[cfe-dev] Alignment of bitfield structs

Renato Golin renato.golin at linaro.org
Tue Apr 21 18:07:07 PDT 2015


On 22 Apr 2015 1:54 am, "Richard Smith" <richard at metafoo.co.uk> wrote:
>
> On Tue, Apr 21, 2015 at 5:34 PM, Renato Golin <renato.golin at linaro.org>
wrote:
>>
>> On 21 April 2015 at 17:06, Reid Kleckner <rnk at google.com> wrote:
>> > Is "ABI alignment" just the alignment of an i64 as specified in
DataLayout,
>> > or is it something else? Maybe we are computing that alignment
incorrectly,
>> > and the alignment of an i40 should be 4.
>>
>> Alignment of bitfields in ARM depends on the alignment of the declared
>> type.
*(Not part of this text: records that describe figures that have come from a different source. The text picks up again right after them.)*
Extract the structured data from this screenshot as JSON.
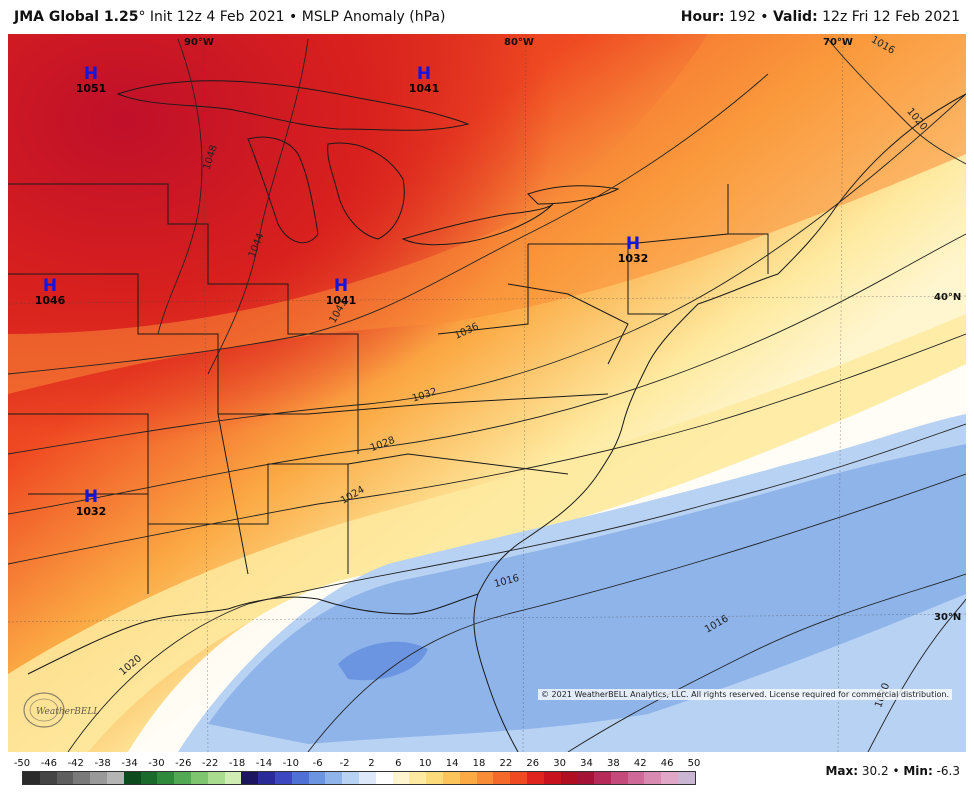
{
  "header": {
    "model": "JMA Global 1.25",
    "degree": "°",
    "init": "Init 12z 4 Feb 2021",
    "bullet": "•",
    "product": "MSLP Anomaly (hPa)",
    "hour_label": "Hour:",
    "hour_value": "192",
    "valid_label": "Valid:",
    "valid_value": "12z Fri 12 Feb 2021"
  },
  "highs": [
    {
      "symbol": "H",
      "value": "1051"
    },
    {
      "symbol": "H",
      "value": "1041"
    },
    {
      "symbol": "H",
      "value": "1032"
    },
    {
      "symbol": "H",
      "value": "1046"
    },
    {
      "symbol": "H",
      "value": "1041"
    },
    {
      "symbol": "H",
      "value": "1032"
    }
  ],
  "lat_lon_labels": [
    "90°W",
    "80°W",
    "70°W",
    "40°N",
    "30°N"
  ],
  "isobar_labels": [
    "1048",
    "1044",
    "1041",
    "1036",
    "1032",
    "1028",
    "1024",
    "1020",
    "1016",
    "1016",
    "1020",
    "1016",
    "1020"
  ],
  "copyright": "© 2021 WeatherBELL Analytics, LLC. All rights reserved. License required for commercial distribution.",
  "logo_text": "WeatherBELL",
  "colorbar": {
    "ticks": [
      "-50",
      "-46",
      "-42",
      "-38",
      "-34",
      "-30",
      "-26",
      "-22",
      "-18",
      "-14",
      "-10",
      "-6",
      "-2",
      "2",
      "6",
      "10",
      "14",
      "18",
      "22",
      "26",
      "30",
      "34",
      "38",
      "42",
      "46",
      "50"
    ],
    "colors": [
      "#2b2b2b",
      "#444444",
      "#5e5e5e",
      "#7a7a7a",
      "#999999",
      "#b5b5b5",
      "#0d4a1e",
      "#1a6b2c",
      "#2f8a3c",
      "#52a853",
      "#7fc46e",
      "#a9dc8e",
      "#d0eeb4",
      "#1d1560",
      "#2a2a9a",
      "#3c47c0",
      "#4f70d4",
      "#6b95e0",
      "#8fb4ea",
      "#b8d2f3",
      "#dde9fa",
      "#ffffff",
      "#fff6d0",
      "#feeaa0",
      "#fddb7a",
      "#fcc55c",
      "#fbaa44",
      "#f98c36",
      "#f56a2a",
      "#ef4a22",
      "#e0251e",
      "#c8121d",
      "#b00f22",
      "#a51238",
      "#b52a58",
      "#c44a7c",
      "#cf6a98",
      "#d88ab0",
      "#e0a8c6",
      "#c9b6d2"
    ]
  },
  "stats": {
    "max_label": "Max:",
    "max_value": "30.2",
    "min_label": "Min:",
    "min_value": "-6.3"
  },
  "colors": {
    "high_marker": "#1515e0",
    "strong_anomaly": "#c8121d",
    "neutral": "#ffffff",
    "negative": "#8fb4ea"
  }
}
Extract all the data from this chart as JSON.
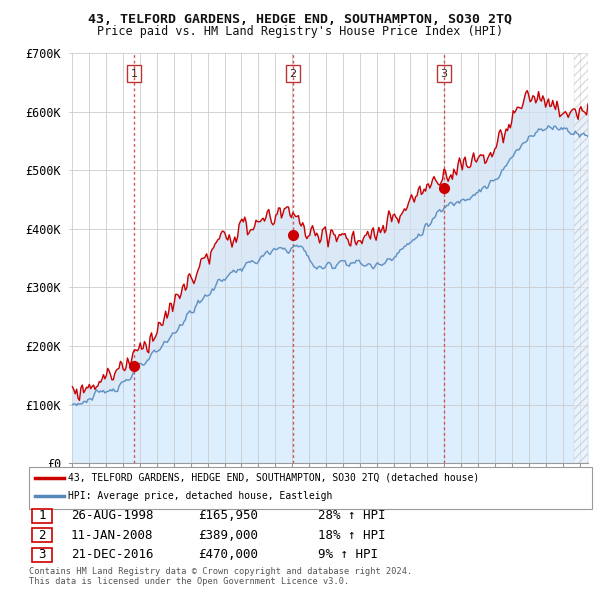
{
  "title_line1": "43, TELFORD GARDENS, HEDGE END, SOUTHAMPTON, SO30 2TQ",
  "title_line2": "Price paid vs. HM Land Registry's House Price Index (HPI)",
  "legend_label1": "43, TELFORD GARDENS, HEDGE END, SOUTHAMPTON, SO30 2TQ (detached house)",
  "legend_label2": "HPI: Average price, detached house, Eastleigh",
  "color_line1": "#cc0000",
  "color_line2": "#5588bb",
  "color_fill_blue": "#ddeeff",
  "vline_color": "#cc4444",
  "ymin": 0,
  "ymax": 700000,
  "xmin": 1994.8,
  "xmax": 2025.5,
  "yticks": [
    0,
    100000,
    200000,
    300000,
    400000,
    500000,
    600000,
    700000
  ],
  "ytick_labels": [
    "£0",
    "£100K",
    "£200K",
    "£300K",
    "£400K",
    "£500K",
    "£600K",
    "£700K"
  ],
  "purchases": [
    {
      "year": 1998.65,
      "price": 165950,
      "label": "1"
    },
    {
      "year": 2008.03,
      "price": 389000,
      "label": "2"
    },
    {
      "year": 2016.97,
      "price": 470000,
      "label": "3"
    }
  ],
  "purchase_details": [
    {
      "num": "1",
      "date": "26-AUG-1998",
      "price": "£165,950",
      "pct": "28%",
      "dir": "↑",
      "ref": "HPI"
    },
    {
      "num": "2",
      "date": "11-JAN-2008",
      "price": "£389,000",
      "pct": "18%",
      "dir": "↑",
      "ref": "HPI"
    },
    {
      "num": "3",
      "date": "21-DEC-2016",
      "price": "£470,000",
      "pct": "9%",
      "dir": "↑",
      "ref": "HPI"
    }
  ],
  "footer_line1": "Contains HM Land Registry data © Crown copyright and database right 2024.",
  "footer_line2": "This data is licensed under the Open Government Licence v3.0.",
  "bg_color": "#ffffff",
  "grid_color": "#cccccc"
}
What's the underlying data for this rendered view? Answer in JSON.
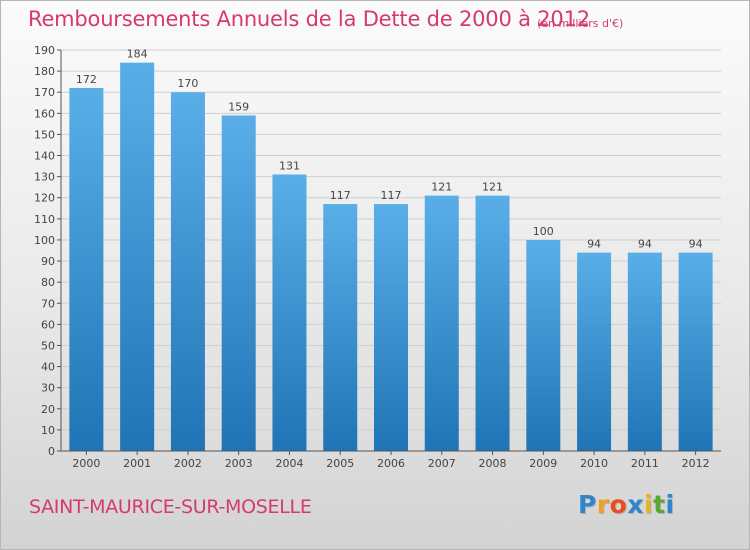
{
  "chart_data": {
    "type": "bar",
    "title": "Remboursements Annuels de la Dette de 2000 à 2012",
    "subtitle": "(en milliers d'€)",
    "categories": [
      "2000",
      "2001",
      "2002",
      "2003",
      "2004",
      "2005",
      "2006",
      "2007",
      "2008",
      "2009",
      "2010",
      "2011",
      "2012"
    ],
    "values": [
      172,
      184,
      170,
      159,
      131,
      117,
      117,
      121,
      121,
      100,
      94,
      94,
      94
    ],
    "ylim": [
      0,
      190
    ],
    "ytick_step": 10,
    "xlabel": "",
    "ylabel": "",
    "grid": true,
    "bar_color_top": "#5aaee8",
    "bar_color_bottom": "#1f74b5"
  },
  "footer": {
    "city": "SAINT-MAURICE-SUR-MOSELLE",
    "logo_letters": [
      "P",
      "r",
      "o",
      "x",
      "i",
      "t",
      "i"
    ],
    "logo_colors": [
      "#2e86c8",
      "#f0a020",
      "#e84e1c",
      "#2e86c8",
      "#e8b320",
      "#5aa832",
      "#2e86c8"
    ]
  },
  "colors": {
    "title": "#d63a6a",
    "grid": "#cfcfcf",
    "axis": "#555555"
  }
}
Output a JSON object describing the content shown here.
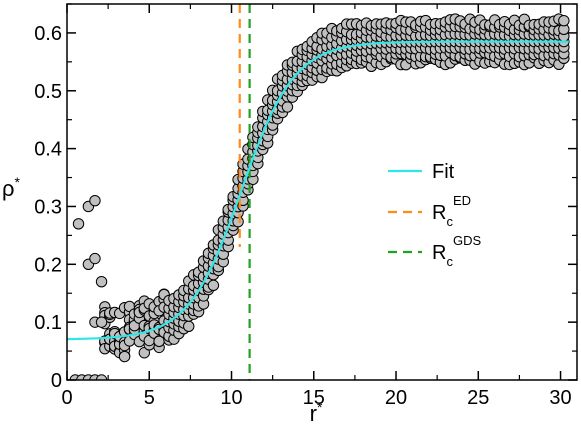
{
  "chart_data": {
    "type": "scatter",
    "xlabel": "r",
    "xlabel_sup": "*",
    "ylabel": "ρ",
    "ylabel_sup": "*",
    "xlim": [
      0,
      31
    ],
    "ylim": [
      0,
      0.65
    ],
    "xticks": [
      0,
      5,
      10,
      15,
      20,
      25,
      30
    ],
    "yticks": [
      0,
      0.1,
      0.2,
      0.3,
      0.4,
      0.5,
      0.6
    ],
    "xtick_labels": [
      "0",
      "5",
      "10",
      "15",
      "20",
      "25",
      "30"
    ],
    "ytick_labels": [
      "0",
      "0.1",
      "0.2",
      "0.3",
      "0.4",
      "0.5",
      "0.6"
    ],
    "grid": false,
    "legend_position": "center-right",
    "colors": {
      "fit": "#33e6e6",
      "rc_ed": "#ff8c1a",
      "rc_gds": "#22a022",
      "marker_fill": "#c0c0c0",
      "marker_edge": "#000000"
    },
    "scatter_series": {
      "profile": {
        "low_plateau": 0.07,
        "high_plateau": 0.585,
        "midpoint": 10.6,
        "width": 1.6
      },
      "spread": 0.04,
      "x_step": 0.3,
      "outliers": [
        {
          "x": 0.5,
          "y": 0.0
        },
        {
          "x": 0.9,
          "y": 0.0
        },
        {
          "x": 1.3,
          "y": 0.0
        },
        {
          "x": 1.7,
          "y": 0.0
        },
        {
          "x": 2.1,
          "y": 0.0
        },
        {
          "x": 0.7,
          "y": 0.27
        },
        {
          "x": 1.3,
          "y": 0.3
        },
        {
          "x": 1.7,
          "y": 0.31
        },
        {
          "x": 1.3,
          "y": 0.2
        },
        {
          "x": 1.7,
          "y": 0.21
        },
        {
          "x": 2.1,
          "y": 0.17
        },
        {
          "x": 1.7,
          "y": 0.1
        },
        {
          "x": 2.1,
          "y": 0.1
        }
      ]
    },
    "fit": {
      "name": "Fit",
      "low_plateau": 0.07,
      "high_plateau": 0.585,
      "midpoint": 10.6,
      "width": 1.6
    },
    "vlines": [
      {
        "name": "R",
        "sub": "c",
        "sup": "ED",
        "x": 10.5,
        "ymin": 0.23,
        "ymax": 0.65
      },
      {
        "name": "R",
        "sub": "c",
        "sup": "GDS",
        "x": 11.1,
        "ymin": 0.0,
        "ymax": 0.65
      }
    ]
  }
}
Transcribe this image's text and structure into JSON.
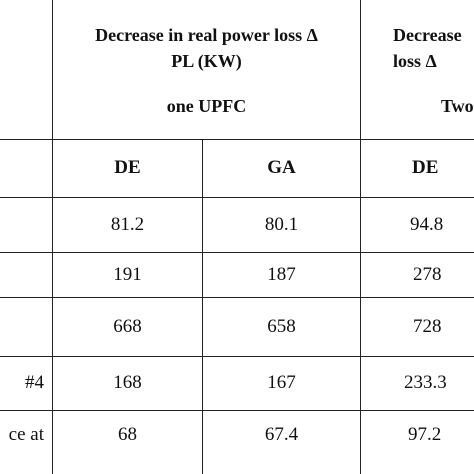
{
  "header": {
    "one_upfc_title": "Decrease in real power loss Δ\nPL (KW)",
    "one_upfc_sub": "one UPFC",
    "two_upfc_title": "Decrease\nloss Δ",
    "two_upfc_sub": "Two"
  },
  "subheaders": [
    "DE",
    "GA",
    "DE"
  ],
  "rows": [
    {
      "label": "",
      "values": [
        "81.2",
        "80.1",
        "94.8"
      ]
    },
    {
      "label": "",
      "values": [
        "191",
        "187",
        "278"
      ]
    },
    {
      "label": "",
      "values": [
        "668",
        "658",
        "728"
      ]
    },
    {
      "label": "#4",
      "values": [
        "168",
        "167",
        "233.3"
      ]
    },
    {
      "label": "ce at",
      "values": [
        "68",
        "67.4",
        "97.2"
      ]
    }
  ]
}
In this case, int, or 4 bytes. What happened in this example is
>> that there are more bits than 32, but the ABI states that you must use
>> containers aligned to the declared type, so even if you use more than
>> 32 bits, you still need to align to 4 bytes. This essentially means
>> that you just keep using 4-byte integer containers until all bits fit
>> inside.
>>
>> Since i40 doesn't exist in any target, LLVM does the obvious thing and
>> promotes it to i64, but again, on ARM, long long (which is what i64
>> means) aligns to 8 bytes, then you have the conflict. I cannot imagine
>> a pass in LLVM that would see an i40 and split it into i32+i8 and
>> convert to { i32, i32 } just because it used to be a bitfield. Too
>> many things can go wrong, including alignment.
>>
>>
>> > Alternatively, we could have Clang slap 'align 4' on the global and
call it
>> > fixed.
>>
>> Would LLVM understand that correctly?
>
>
> Why wouldn't it? It looks like the problem is shallow: we happen to emit
a global in such a way that LLVM thinks it should be 8 byte aligned and
Clang wanted it to be 4 byte aligned. If the alignment inferred from the
type isn't the one we wanted, emitting an explicit alignment is exactly the
right thing to do.
>
>>
>> Would the ARM backend interpret
>> that correctly and "realise" it's supposed to extend only the extra i8
>> to an i32? Would that work on other backends? Or would it be better to
>>
>> let Clang, which knows about the ARM ABI, to emit { i32, i32 }?
>
>
> The type we use for a global variable, beyond the size and implied
alignment, is not supposed to matter. If some backend is using the type of
a global variable for something ABI-relevant, we have a problem (we assume
that we can change the type on a whim, for instance to make it match the
type of a constant initializer).

The type does matter, for instance, on a big vs little endian issue, as to
where the final bits will end up. Literal i40 may work for big endian, but
has to be converted to i32 + i32 for little endian.